Obstructive sleep apnea (OSA) is a common sleep disorder that is characterized by frequent arousals from sleep caused by the collapse of the upper ainway and resulting hypercarbia/hypoxemia. Frequent arousals from sleep interfere with the architecture of normal sleep, reduce deep sleep, and impair the restorative/ cognitive benefits of sleep. Despite the importance of preventing arousals from sleep in order to improve sleep quality for millions of Americans with OSA, very little is known about the neural control mechanisms that mediate arousals during OSA. Recent work using anatomical methods suggests that the brainstem glutamatergic neurons of the parabrachial complex (PB/PC), which receive visceral and respiratory input, are important for arousal during OSA via their projections to the basal forebrain (BF), a region containing cortically projecting & wakefulness promoting neurons. However, these findings have not yet been complemented by an essential element, the recording of neurons in this circuit. This project addresses this need by using tetrode/multiple single unit recordings of PB/PC and BF neurons during natural sleep cycles and during arousals from both slow wave sleep (non-REM sleep) and REM sleep provoked by hypercarbia, thus mimicking the stimuli from OSA. To model the arousals of sleep apnea, rats will be exposed to 10% carbon dioxide to awaken them from sleep. We hypothesize that the cortical activation seen in the arousals of sleep apnea is mediated by the projection from PB/PC to BF. Since PB neurons receive input about levels of carbon dioxide and respiratory effort, we predict that PB/PC neurons will exhibit an increase in discharge activity that precedes cortical activation when the arousals from sleep are produced by carbon dioxide, but not when the arousals are spontaneous, or induced by acoustic stimulation. Reversible muscimol inactivation of PB/PC will further test the role of PB/PC in arousals. We predict that all types of arousals from sleep & the accompanying cortical activation will correlate with the elevated discharge of BF wakefulness promoting neurons. This project's precise information on the timing of neuronal activation relative to hypercarbia will complement and enhance the other projects of this program project grant.

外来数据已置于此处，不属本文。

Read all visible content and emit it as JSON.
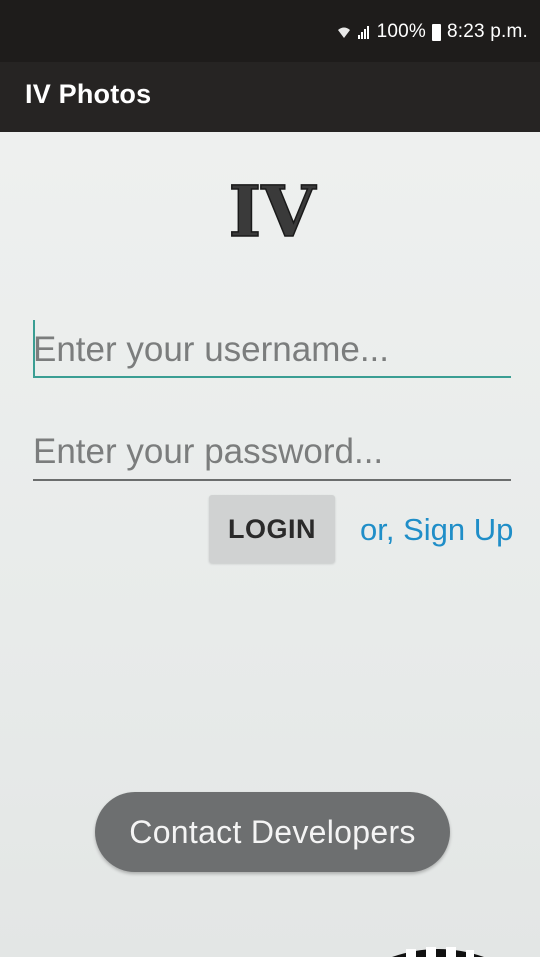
{
  "status_bar": {
    "battery": "100%",
    "time": "8:23 p.m."
  },
  "app_bar": {
    "title": "IV Photos"
  },
  "logo": {
    "text": "IV"
  },
  "login_form": {
    "username_placeholder": "Enter your username...",
    "username_value": "",
    "password_placeholder": "Enter your password...",
    "password_value": "",
    "login_label": "LOGIN",
    "signup_label": "or, Sign Up"
  },
  "footer": {
    "contact_label": "Contact Developers"
  },
  "colors": {
    "accent": "#3a9e93",
    "link": "#1f8ec8",
    "app_bar": "#262423",
    "contact_button": "#6d6f70"
  }
}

阻塞性睡眠呼吸暂停(OSA)是一种常见的睡眠障碍，其特征是从睡眠中频繁唤醒 由于上主干道塌陷而导致的高碳酸血症/低氧血症引起的睡眠。频繁的唤醒 睡眠干扰正常睡眠结构，减少深度睡眠，并损害恢复力/ 睡眠对认知的益处。尽管为了改善睡眠而防止唤醒很重要 数百万患有阻塞性睡眠呼吸暂停的美国人的睡眠质量，对神经控制机制知之甚少 在阻塞性睡眠呼吸暂停时调节唤醒。最近使用解剖学方法的研究表明，脑干 接受内脏和呼吸输入的臂旁复合体谷氨酸能神经元(PB/PC)是 在阻塞性睡眠呼吸暂停时通过投射到基底前脑(BF)对觉醒很重要，这一区域包含 大脑皮层投射和觉醒促进神经元。然而，这些发现还没有被 与此相补充的是一个基本要素，即记录这个回路中的神经元。该项目通过在自然睡眠周期以及从慢波睡眠(非REM睡眠)和高碳酸血症引起的REM睡眠中唤醒PB/PC和BF神经元的Tetrode/多个单单位记录来满足这一需求，从而模拟OSA的刺激。为了模拟睡眠呼吸暂停的觉醒，大鼠将暴露在10%的二氧化碳中以将它们从睡眠中唤醒。我们推测睡眠呼吸暂停患者觉醒时的皮质激活是由PB/PC向BF的投射介导的。由于PB神经元接受有关二氧化碳水平和呼吸努力的输入，我们预测，当从睡眠中产生的觉醒是由二氧化碳产生时，PB/PC神经元将表现出先于皮质激活的放电活动增加，但当唤醒是自发的或由声刺激诱导时，则不会。PB/PC可逆灭活蝇蝇酚将进一步检验PB/PC在觉醒中的作用。我们预测，所有类型的睡眠唤醒&伴随而来的大脑皮层激活将与促进觉醒的BF神经元放电增加相关。该项目关于高碳酸血症相关神经元激活时间的准确信息将补充和加强该计划项目赠款的其他项目。